Who has not seen a visitor to an art museum staring pensively at a sculpture or canvas for what seems like forever and wondering what about the objet d’art is so fascinating? If we were to inquire, the patron would likely be at a loss for words. Not one thousand words, but not even one. I suppose the anatomy of the human brain manages visual and verbal inputs and analyses differently. At the root is the question as to whether the emotional responses in each case issue from the same center or are themselves unique and disjoint. Empathy, awe, fear, and hope may well be expressible in neither words nor images.
Conclusion: That picture is not and never has been a substitute for an equivalent thousand words. We have two distinct modes of communication that can reinforce each other but each appeals to a different way of understanding an idea. And there is a third indecipherable component that remains within each of us as incommunicable feelings. Perhaps our emotional reaction to an inkblot is not unlike discovering which museum display captivates. Both unearth a vital aspect of who we are, the aspect beyond words and pictures that ultimately controls whether juxtapositions and convergence ever do let us reason together.
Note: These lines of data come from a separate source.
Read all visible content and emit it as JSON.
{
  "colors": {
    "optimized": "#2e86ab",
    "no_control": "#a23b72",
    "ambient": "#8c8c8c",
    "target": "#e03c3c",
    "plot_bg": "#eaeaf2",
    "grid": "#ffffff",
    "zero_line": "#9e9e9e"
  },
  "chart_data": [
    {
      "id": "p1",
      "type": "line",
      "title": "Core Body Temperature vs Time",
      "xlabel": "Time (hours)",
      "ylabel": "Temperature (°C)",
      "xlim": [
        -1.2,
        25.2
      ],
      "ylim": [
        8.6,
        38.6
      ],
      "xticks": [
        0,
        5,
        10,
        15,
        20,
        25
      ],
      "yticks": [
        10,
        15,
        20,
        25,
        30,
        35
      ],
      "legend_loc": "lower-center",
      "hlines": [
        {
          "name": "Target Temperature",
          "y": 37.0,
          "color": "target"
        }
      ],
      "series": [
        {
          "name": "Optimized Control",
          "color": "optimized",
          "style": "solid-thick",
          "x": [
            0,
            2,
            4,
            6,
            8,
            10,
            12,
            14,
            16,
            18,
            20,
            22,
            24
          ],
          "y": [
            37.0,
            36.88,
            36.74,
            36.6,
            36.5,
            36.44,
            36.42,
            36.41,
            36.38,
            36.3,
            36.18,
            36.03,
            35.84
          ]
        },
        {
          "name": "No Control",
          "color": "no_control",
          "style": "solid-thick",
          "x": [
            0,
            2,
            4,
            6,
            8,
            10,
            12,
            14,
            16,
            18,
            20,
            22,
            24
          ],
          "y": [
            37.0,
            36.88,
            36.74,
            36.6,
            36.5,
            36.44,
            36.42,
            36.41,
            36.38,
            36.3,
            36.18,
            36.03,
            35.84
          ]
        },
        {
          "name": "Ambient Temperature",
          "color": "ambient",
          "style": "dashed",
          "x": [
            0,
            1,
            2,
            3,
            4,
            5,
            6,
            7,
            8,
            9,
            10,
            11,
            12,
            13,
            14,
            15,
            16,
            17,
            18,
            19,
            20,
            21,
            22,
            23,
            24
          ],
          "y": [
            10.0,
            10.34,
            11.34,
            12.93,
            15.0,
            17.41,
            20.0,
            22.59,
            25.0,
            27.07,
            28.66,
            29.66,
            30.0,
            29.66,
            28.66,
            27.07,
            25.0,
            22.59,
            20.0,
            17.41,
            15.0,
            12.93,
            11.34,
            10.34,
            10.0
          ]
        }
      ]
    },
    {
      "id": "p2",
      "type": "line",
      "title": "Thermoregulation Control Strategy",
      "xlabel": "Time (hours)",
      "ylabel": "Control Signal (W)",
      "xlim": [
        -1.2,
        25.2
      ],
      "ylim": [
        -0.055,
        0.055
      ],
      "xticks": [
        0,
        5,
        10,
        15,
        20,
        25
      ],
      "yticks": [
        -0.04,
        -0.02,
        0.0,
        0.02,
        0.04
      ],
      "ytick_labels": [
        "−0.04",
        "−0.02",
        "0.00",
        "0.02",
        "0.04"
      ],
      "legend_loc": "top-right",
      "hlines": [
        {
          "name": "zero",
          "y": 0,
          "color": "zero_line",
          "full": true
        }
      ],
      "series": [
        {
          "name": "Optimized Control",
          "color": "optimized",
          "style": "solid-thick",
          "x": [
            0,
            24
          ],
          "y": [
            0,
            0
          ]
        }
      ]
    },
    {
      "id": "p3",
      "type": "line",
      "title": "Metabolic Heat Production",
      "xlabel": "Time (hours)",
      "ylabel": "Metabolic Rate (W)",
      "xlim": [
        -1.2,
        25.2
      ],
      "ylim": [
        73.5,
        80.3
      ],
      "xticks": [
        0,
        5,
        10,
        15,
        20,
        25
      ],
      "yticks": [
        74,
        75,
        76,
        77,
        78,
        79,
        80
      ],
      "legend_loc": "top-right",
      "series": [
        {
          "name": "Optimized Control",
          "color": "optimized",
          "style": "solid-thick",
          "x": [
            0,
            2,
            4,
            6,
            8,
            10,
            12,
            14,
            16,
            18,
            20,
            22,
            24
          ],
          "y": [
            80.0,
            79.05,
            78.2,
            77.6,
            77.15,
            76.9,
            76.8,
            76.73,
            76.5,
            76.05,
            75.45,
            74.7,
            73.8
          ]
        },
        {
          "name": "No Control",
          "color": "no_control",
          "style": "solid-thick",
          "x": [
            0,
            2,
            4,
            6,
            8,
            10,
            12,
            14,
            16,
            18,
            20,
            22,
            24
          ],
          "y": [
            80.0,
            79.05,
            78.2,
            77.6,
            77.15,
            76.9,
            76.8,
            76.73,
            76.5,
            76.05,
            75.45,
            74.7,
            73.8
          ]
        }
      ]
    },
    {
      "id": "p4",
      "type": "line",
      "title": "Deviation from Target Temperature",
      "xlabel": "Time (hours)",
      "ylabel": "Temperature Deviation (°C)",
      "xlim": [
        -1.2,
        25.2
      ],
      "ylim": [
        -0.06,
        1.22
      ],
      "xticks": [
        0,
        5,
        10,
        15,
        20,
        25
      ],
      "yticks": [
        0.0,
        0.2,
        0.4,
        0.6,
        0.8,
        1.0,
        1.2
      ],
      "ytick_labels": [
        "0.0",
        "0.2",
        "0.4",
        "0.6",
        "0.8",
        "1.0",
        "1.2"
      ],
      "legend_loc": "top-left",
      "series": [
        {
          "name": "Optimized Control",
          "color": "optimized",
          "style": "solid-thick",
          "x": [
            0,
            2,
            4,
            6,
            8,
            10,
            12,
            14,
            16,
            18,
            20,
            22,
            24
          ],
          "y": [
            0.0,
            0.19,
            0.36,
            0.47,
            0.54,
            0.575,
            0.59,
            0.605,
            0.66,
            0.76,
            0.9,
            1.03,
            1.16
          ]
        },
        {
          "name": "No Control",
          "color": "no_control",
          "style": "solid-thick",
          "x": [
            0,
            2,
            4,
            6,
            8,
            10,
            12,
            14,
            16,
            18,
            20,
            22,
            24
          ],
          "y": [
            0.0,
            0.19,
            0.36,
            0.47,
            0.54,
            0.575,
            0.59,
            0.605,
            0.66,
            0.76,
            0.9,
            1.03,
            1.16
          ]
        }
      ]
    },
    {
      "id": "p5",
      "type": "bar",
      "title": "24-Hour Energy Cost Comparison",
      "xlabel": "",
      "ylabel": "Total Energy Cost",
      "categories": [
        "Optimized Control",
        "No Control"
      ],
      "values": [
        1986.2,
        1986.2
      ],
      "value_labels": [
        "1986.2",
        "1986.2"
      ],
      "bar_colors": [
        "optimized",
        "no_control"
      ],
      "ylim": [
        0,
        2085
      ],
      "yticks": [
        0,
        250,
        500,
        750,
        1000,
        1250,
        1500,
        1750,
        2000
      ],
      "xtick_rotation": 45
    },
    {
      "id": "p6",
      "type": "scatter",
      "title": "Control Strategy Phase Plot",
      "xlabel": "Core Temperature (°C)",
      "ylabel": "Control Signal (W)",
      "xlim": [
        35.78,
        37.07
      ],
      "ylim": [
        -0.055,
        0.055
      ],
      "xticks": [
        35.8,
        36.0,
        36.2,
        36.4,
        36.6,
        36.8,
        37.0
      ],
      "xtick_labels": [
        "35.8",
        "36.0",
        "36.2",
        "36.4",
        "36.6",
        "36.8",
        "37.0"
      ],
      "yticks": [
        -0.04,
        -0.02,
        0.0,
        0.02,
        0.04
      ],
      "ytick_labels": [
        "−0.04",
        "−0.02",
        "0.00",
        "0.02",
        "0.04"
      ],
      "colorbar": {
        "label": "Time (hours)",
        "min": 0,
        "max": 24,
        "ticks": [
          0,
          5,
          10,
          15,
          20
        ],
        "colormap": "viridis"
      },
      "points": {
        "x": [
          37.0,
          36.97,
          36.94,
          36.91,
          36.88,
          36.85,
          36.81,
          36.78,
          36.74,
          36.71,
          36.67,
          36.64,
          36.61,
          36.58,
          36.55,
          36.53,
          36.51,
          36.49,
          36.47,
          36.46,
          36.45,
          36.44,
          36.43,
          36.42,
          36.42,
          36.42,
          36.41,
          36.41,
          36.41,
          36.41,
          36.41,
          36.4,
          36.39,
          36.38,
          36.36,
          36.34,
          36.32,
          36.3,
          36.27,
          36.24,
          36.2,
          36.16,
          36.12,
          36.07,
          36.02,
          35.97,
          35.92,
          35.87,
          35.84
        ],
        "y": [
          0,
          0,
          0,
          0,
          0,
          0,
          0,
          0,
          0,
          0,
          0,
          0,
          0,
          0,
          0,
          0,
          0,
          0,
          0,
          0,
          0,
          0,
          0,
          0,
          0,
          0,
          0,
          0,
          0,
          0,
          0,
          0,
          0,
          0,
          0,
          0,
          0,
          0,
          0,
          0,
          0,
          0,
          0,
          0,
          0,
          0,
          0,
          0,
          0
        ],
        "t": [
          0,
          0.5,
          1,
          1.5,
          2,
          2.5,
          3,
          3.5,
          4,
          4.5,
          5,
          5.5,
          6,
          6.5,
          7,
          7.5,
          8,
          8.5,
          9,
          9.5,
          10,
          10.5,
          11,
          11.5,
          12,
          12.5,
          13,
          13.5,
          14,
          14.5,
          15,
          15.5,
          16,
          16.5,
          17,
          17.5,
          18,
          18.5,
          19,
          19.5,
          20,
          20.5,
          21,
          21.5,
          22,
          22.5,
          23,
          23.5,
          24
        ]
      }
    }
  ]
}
[*] https://www.cycloid-fathom.com/gallery
Disclaimer: Any and all opinions expressed here are my own at the time of writing with no expectation that they will hold beyond my next review of this article. Opinions are like a river, winding hither and yon, encountering obstacles and rapids, and suffering turbulent mixing of silts from its depths and detritus from its banks. But just as a river has its clear headwaters and a fertile delta, so do opinions, notwithstanding any intervening missteps and uncertainties.